Características de los Fibromas Blandos:
Apariencia: Pequeños, blandos, del color de la piel o ligeramente más oscuros.
Forma: Generalmente son pedunculados (tienen un tallo estrecho que los une a la piel).
Tamaño: Varían en tamaño, desde unos pocos milímetros hasta más de un centímetro.
Causas:
Fricción: La fricción constante de la piel puede contribuir a su formación.
Genética: La predisposición genética puede jugar un papel.
Factores Hormonales: Cambios hormonales, como los que ocurren durante el embarazo, pueden influir.
Tratamiento:
Remoción Quirúrgica con Laser (Plasma Pen)
Opciones de Precios por Cantidad
1 a 5 acrocordones: Desde $20.000 hasta $35.000.
6 a 10 acrocordones: Entre $40.000 y $50.000.
Paquetes amplios (hasta 20 o 30 lesiones): Entre $90.000 y $140.000.
Detalles del Procedimiento
Método: Se usa energía plasmática de forma ambulatoria.
Anestesia: Se aplica anestesia tópica para que no duela.
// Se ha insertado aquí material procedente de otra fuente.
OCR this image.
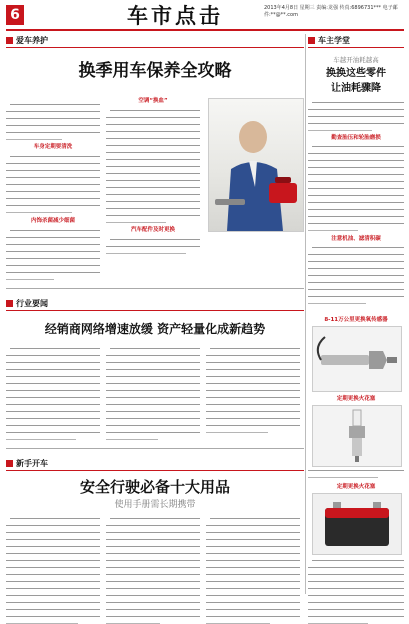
6	车市点击	2013年4月8日 星期三 责编:龙强 传真:6896731*** 电子邮件:**@**.com
爱车养护
换季用车保养全攻略
车身定期要清洗
内饰杀菌减少细菌
空调“换血”
汽车配件及时更换
行业要闻
经销商网络增速放缓 资产轻量化成新趋势
新手开车
安全行驶必备十大用品
使用手册需长期携带
车主学堂
车越开油耗越高
换换这些零件
让油耗骤降
勤查胎压和轮胎磨损
注意机油、滤清积碳
8-11万公里更换氧传感器
定期更换火花塞
定期更换火花塞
Tiempo: Tarda de 1 a 3 minutos por cada lesión
Cuidados posteriores a la electrocauterización de acrocordones:
Limpieza:
Lava la zona tratada con agua y jabón suave dos veces al día. Evita el uso de peróxido de hidrógeno o alcohol, ya que pueden retardar la curación.
Secado:
Seca la zona con cuidado con una toalla limpia o papel absorbente.
Protección:
Aplica una capa delgada de ungüento antibiótico para mantener la zona húmeda y protegerla de infecciones.
Vendaje:
Si la zona tratada está en un área propensa a roces, utiliza un vendaje estéril para protegerla de la fricción de la ropa.
Evita la irritación:
No te rasques ni frotes la zona. Evita la exposición prolongada al sol y el uso de ropa ajustada que pueda irritar el área.
Control de la costra:
No intentes retirar la costra que se forme, ya que esto puede provocar cicatrices o infecciones. Déjala caer por sí sola.
Signos de infección:
Observa la zona tratada en busca de signos de infección, como aumento del enrojecimiento, hinchazón, dolor, pus o fiebre. Si notas alguno de estos síntomas, consulta a tu médico de inmediato.
Protección solar:
Una vez que la zona esté completamente curada, utiliza protector solar en la zona tratada, especialmente si estará expuesta al sol, para prevenir la hiperpigmentación.